Use this procedure to back up an HDFS deployment that has not been configured for high availability.

  1. On the NameNode host, back up one of the NameNode data directories specified with the dfs.namenode.name.dir property.
  2. Back up the VERSION files for each DataNode, noting which DataNode you are backing up. There may be multiple data directories in each node, but you need to back up only one of them on each DataNode. The location of the data directories is specified with the dfs.datanode.data.dir property. The VERSION file is located in the current subdirectory. You will use the version files to get the storageID when you perform the rollback steps; for example (using the default path): /data/dfs/dn/current/VERSION. You only need this storageID when rolling back the DataNodes; copying the VERSION file is suggested as a convenience.

Backing Up HBase

Because the rollback procedure also rolls back HDFS, the data in HBase is also rolled back. In addition, HBase metadata stored in ZooKeeper is recovered as part of the ZooKeeper rollback procedure.
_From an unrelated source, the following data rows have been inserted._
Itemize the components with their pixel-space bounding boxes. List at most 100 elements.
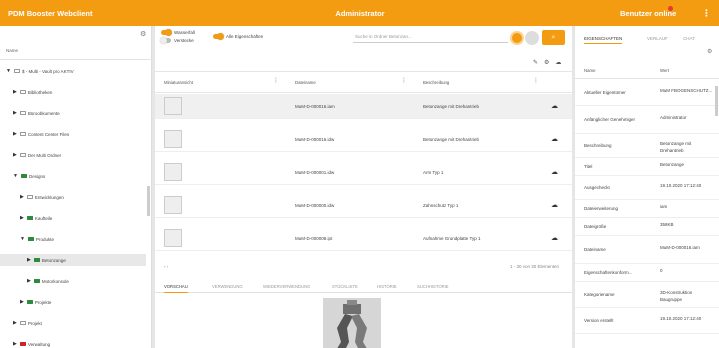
- model-preview[interactable]: [323, 298, 381, 348]
- prop-col-name[interactable]: Name: [584, 68, 595, 73]
- property-key: Version erstellt: [584, 318, 614, 323]
- tab-wiederverwendung[interactable]: WIEDERVERWENDUNG: [263, 284, 310, 289]
- settings-gear-icon[interactable]: ⚙: [544, 60, 555, 66]
- properties-scrollbar[interactable]: [715, 86, 718, 116]
- property-row: Anfänglicher Genehmiger Administrator: [575, 106, 719, 134]
- expand-right-icon[interactable]: ▶: [27, 278, 31, 284]
- cloud-download-icon[interactable]: ☁: [551, 168, 558, 176]
- more-menu-icon[interactable]: ⋮: [702, 8, 711, 19]
- app-title: PDM Booster Webclient: [8, 8, 93, 18]
- tab-verwendung[interactable]: VERWENDUNG: [212, 284, 243, 289]
- toggle-alle-eigenschaften[interactable]: Alle Eigenschaften: [213, 33, 263, 40]
- wasserfall-switch[interactable]: [161, 29, 172, 36]
- tree-item-label: Designs: [28, 173, 46, 179]
- edit-icon[interactable]: ✎: [533, 60, 544, 66]
- verstecke-switch[interactable]: [160, 37, 171, 44]
- tree-item[interactable]: ▶ Motorkonsole: [27, 278, 69, 284]
- expand-right-icon[interactable]: ▶: [13, 152, 17, 158]
- file-thumbnail[interactable]: [164, 229, 182, 247]
- tab-vorschau[interactable]: VORSCHAU: [164, 284, 188, 293]
- tree-item[interactable]: ▶ Bibliotheken: [13, 89, 52, 95]
- expand-right-icon[interactable]: ▶: [13, 110, 17, 116]
- table-row[interactable]: MuM-D-000016.iam Betonzange mit Drehantri…: [155, 94, 572, 119]
- file-thumbnail[interactable]: [164, 163, 182, 181]
- col-menu-icon[interactable]: ⋮: [533, 77, 539, 84]
- notification-dot[interactable]: [668, 6, 673, 11]
- file-description: Aufnahme Grundplatte Typ 1: [423, 236, 481, 241]
- expand-down-icon[interactable]: ▼: [13, 173, 18, 179]
- tree-item[interactable]: ▶ Betonzange: [0, 254, 146, 266]
- cloud-download-icon[interactable]: ☁: [551, 234, 558, 242]
- tree-item[interactable]: ▶ Verwaltung: [13, 341, 50, 347]
- tree-item-label: Verwaltung: [27, 341, 51, 347]
- tree-item[interactable]: ▼ $ - Multi - Vault pro AKTIV: [6, 68, 74, 74]
- file-thumbnail[interactable]: [164, 130, 182, 148]
- wasserfall-label: Wasserfall: [174, 30, 195, 35]
- tab-verlauf[interactable]: VERLAUF: [647, 36, 668, 41]
- tree-item[interactable]: ▶ Content Center Files: [13, 131, 69, 137]
- tree-settings-gear-icon[interactable]: ⚙: [140, 30, 146, 38]
- expand-right-icon[interactable]: ▶: [13, 89, 17, 95]
- table-row[interactable]: MuM-D-000008.ipt Aufnahme Grundplatte Typ…: [155, 226, 572, 251]
- col-menu-icon[interactable]: ⋮: [273, 77, 279, 84]
- prop-col-value[interactable]: Wert: [660, 68, 669, 73]
- col-description[interactable]: Beschreibung: [423, 80, 449, 85]
- properties-gear-icon[interactable]: ⚙: [707, 48, 712, 55]
- secondary-toggle-button[interactable]: [525, 31, 539, 45]
- alle-eigenschaften-switch[interactable]: [213, 33, 224, 40]
- tree-scrollbar[interactable]: [147, 186, 150, 216]
- folder-icon: [27, 237, 34, 241]
- expand-down-icon[interactable]: ▼: [6, 68, 11, 74]
- col-filename[interactable]: Dateiname: [295, 80, 316, 85]
- tab-suchhistorie[interactable]: SUCHHISTORIE: [417, 284, 449, 289]
- col-menu-icon[interactable]: ⋮: [401, 77, 407, 84]
- file-thumbnail[interactable]: [164, 196, 182, 214]
- property-value: 358KB: [660, 222, 674, 227]
- expand-right-icon[interactable]: ▶: [20, 215, 24, 221]
- expand-right-icon[interactable]: ▶: [27, 257, 31, 263]
- tree-item[interactable]: ▼ Designs: [13, 173, 45, 179]
- expand-right-icon[interactable]: ▶: [20, 299, 24, 305]
- toggle-wasserfall[interactable]: Wasserfall: [161, 29, 195, 36]
- filter-toggle-button[interactable]: [510, 31, 524, 45]
- search-button[interactable]: ⌕: [542, 30, 565, 45]
- property-row: Titel Betonzange: [575, 158, 719, 176]
- tree-item[interactable]: ▶ Büroobkumente: [13, 110, 60, 116]
- expand-right-icon[interactable]: ▶: [20, 194, 24, 200]
- tree-item[interactable]: ▶ Projekte: [20, 299, 51, 305]
- table-row[interactable]: MuM-D-000000.idw Zahnschutz Typ 1 ☁: [155, 193, 572, 218]
- property-value: Betonzange: [660, 162, 685, 167]
- property-key: Aktueller Eigentümer: [584, 90, 626, 95]
- tree-item[interactable]: ▶ Der Multi Ordner: [13, 152, 61, 158]
- property-value: Betonzange mit Drehantrieb: [660, 141, 692, 153]
- cloud-download-icon[interactable]: ☁: [555, 60, 567, 66]
- expand-right-icon[interactable]: ▶: [13, 341, 17, 347]
- property-key: Anfänglicher Genehmiger: [584, 117, 636, 122]
- cloud-download-icon[interactable]: ☁: [551, 201, 558, 209]
- cloud-download-icon[interactable]: ☁: [551, 135, 558, 143]
- tab-eigenschaften[interactable]: EIGENSCHAFTEN: [584, 36, 623, 44]
- tree-column-header[interactable]: Name: [0, 40, 152, 60]
- cloud-download-icon[interactable]: ☁: [551, 102, 558, 110]
- folder-icon: [26, 216, 33, 220]
- tree-item[interactable]: ▼ Produkte: [20, 236, 54, 242]
- property-value: 0: [660, 268, 663, 273]
- search-input[interactable]: Suche in Ordner Betonzan...: [353, 34, 508, 43]
- tree-item[interactable]: ▶ Kaufteile: [20, 215, 52, 221]
- file-thumbnail[interactable]: [164, 97, 182, 115]
- toggle-verstecke[interactable]: Verstecke: [160, 37, 194, 44]
- table-row[interactable]: MuM-D-000001.idw Arm Typ 1 ☁: [155, 160, 572, 185]
- expand-right-icon[interactable]: ▶: [13, 131, 17, 137]
- tree-item[interactable]: ▶ Entwicklungen: [20, 194, 64, 200]
- tab-stueckliste[interactable]: STÜCKLISTE: [332, 284, 358, 289]
- property-row: Aktueller Eigentümer MuM FBOGENSCHUTZ...: [575, 80, 719, 106]
- tab-chat[interactable]: CHAT: [683, 36, 695, 41]
- tab-historie[interactable]: HISTORIE: [377, 284, 397, 289]
- tree-item-label: Der Multi Ordner: [27, 152, 62, 158]
- table-row[interactable]: MuM-D-000016.idw Betonzange mit Drehantri…: [155, 127, 572, 152]
- page-prev-icon[interactable]: ‹ ›: [164, 264, 168, 269]
- tree-item[interactable]: ▶ Projekt: [13, 320, 42, 326]
- col-thumbnail[interactable]: Miniaturansicht: [164, 80, 193, 85]
- expand-down-icon[interactable]: ▼: [20, 236, 25, 242]
- expand-right-icon[interactable]: ▶: [13, 320, 17, 326]
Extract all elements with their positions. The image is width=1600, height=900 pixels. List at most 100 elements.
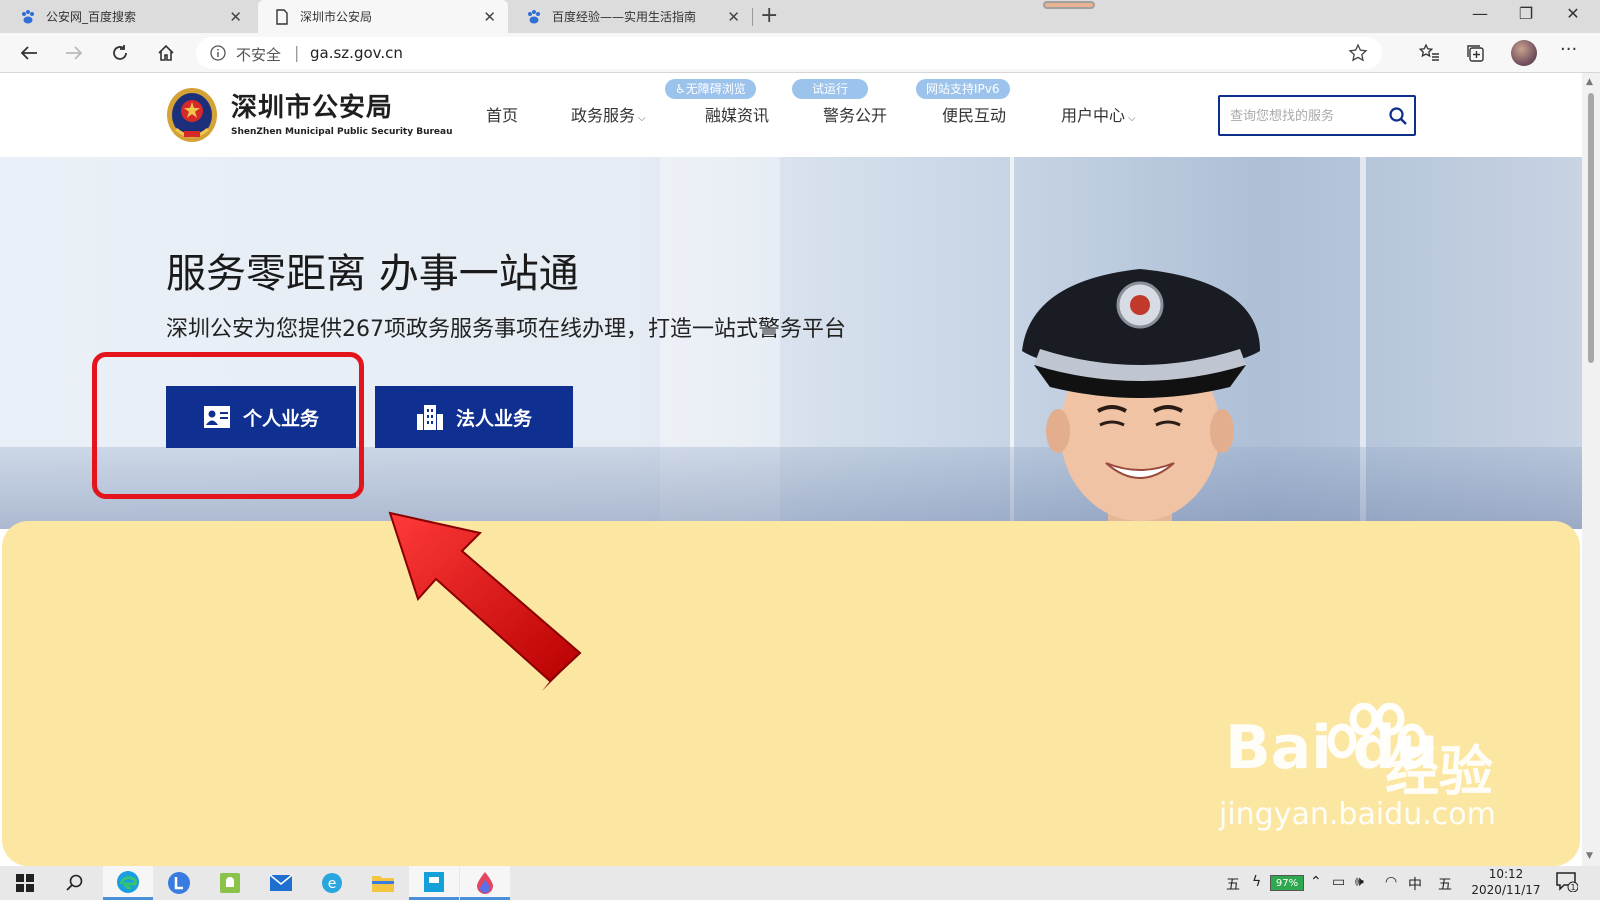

If your cluster is configured to use HBase replication, Cloudera recommends that you document all replication peers. If necessary (for example, because the HBase znode has been deleted), you can roll back HBase as part of the HDFS rollback without the ZooKeeper metadata. This metadata can be reconstructed in a fresh ZooKeeper installation, with the exception of the replication peers, which you must add back. For information on enabling HBase replication, listing peers, and adding a peer, see HBase Replication in the CDH 4 documentation.

Backing Up Hive

Back up the database that backs the Hive metastore. See Backing up Databases.

Backing Up Oozie

Back up the Oozie database. See Backing up Databases.

Backing Up Search

On each Solr node, back up the contents of the Solr Data directory and record the permissions for the directory. This location is specified with the Solr Data Directory property. The default location is:

/var/lib/solr

Search data on ZooKeeper is restored as part of the ZooKeeper rollback.

Backing Up Sqoop 2

If you are not using the default embedded Derby database for Sqoop 2, back up the database you have configured for Sqoop 2. Otherwise, back up the repository subdirectory of the Sqoop 2 metastore directory. This location is specified with the Sqoop 2 Server Metastore Directory property. The default location is: /var/lib/sqoop2. For this default location, Derby database files are located in /var/lib/sqoop2/repository.

Backing Up Hue

  1. Back up the Hue database. See Backing up Databases.
  2. Back up the app registry file, <HUE_HOME>/app.reg, where HUE_HOME is the location of your Hue installation. For package installs, this is usually /usr/lib/hue; for parcel installs, this is usually, /opt/cloudera/parcels/<parcel version>/lib/hue/.

Backing Up Cloudera Manager

  1. Stop Cloudera Management Services using Cloudera Manager:
    1. Select Clusters > Cloudera Management Service.
    2. Select Actions > Stop.
  2. Stop Cloudera Manager Server by running the following command on the Cloudera Manager Server host:
    sudo service cloudera-scm-server stop
  3. On the host where Cloudera Manager Server is running, back up the /etc/cloudera-scm-server/db.properties file.
  4. On the host where the Event Server role is configured to run, back up the contents of the directory specified with the Event Server Index Directory property (the default value is /var/lib/cloudera-scm-eventserver).
  5. Back up the /etc/cloudera-scm-agent/config.ini file on each host in the cluster.
  6. Back up the following Cloudera Manager-related databases; see Backing up Databases:
    • Cloudera Manager Server
    • Activity Monitor (depending on your deployment, this role may not be installed)
    • Reports Manager
    • Service Monitor
    • Host Monitor
    • Navigator Audit Server
    • Navigator Metadata Server

Backing Up Other CDH Components

No backups are required for the following components:
  • MapReduce
  • YARN
  • Spark
  • Pig
  • Sqoop
  • Impala

Backing up Databases

Several steps in the backup procedures require you to back up various databases used in a CDH cluster. The steps for backing up and restoring databases differ depending on the database vendor and version you select for your cluster and are beyond the scope of this document.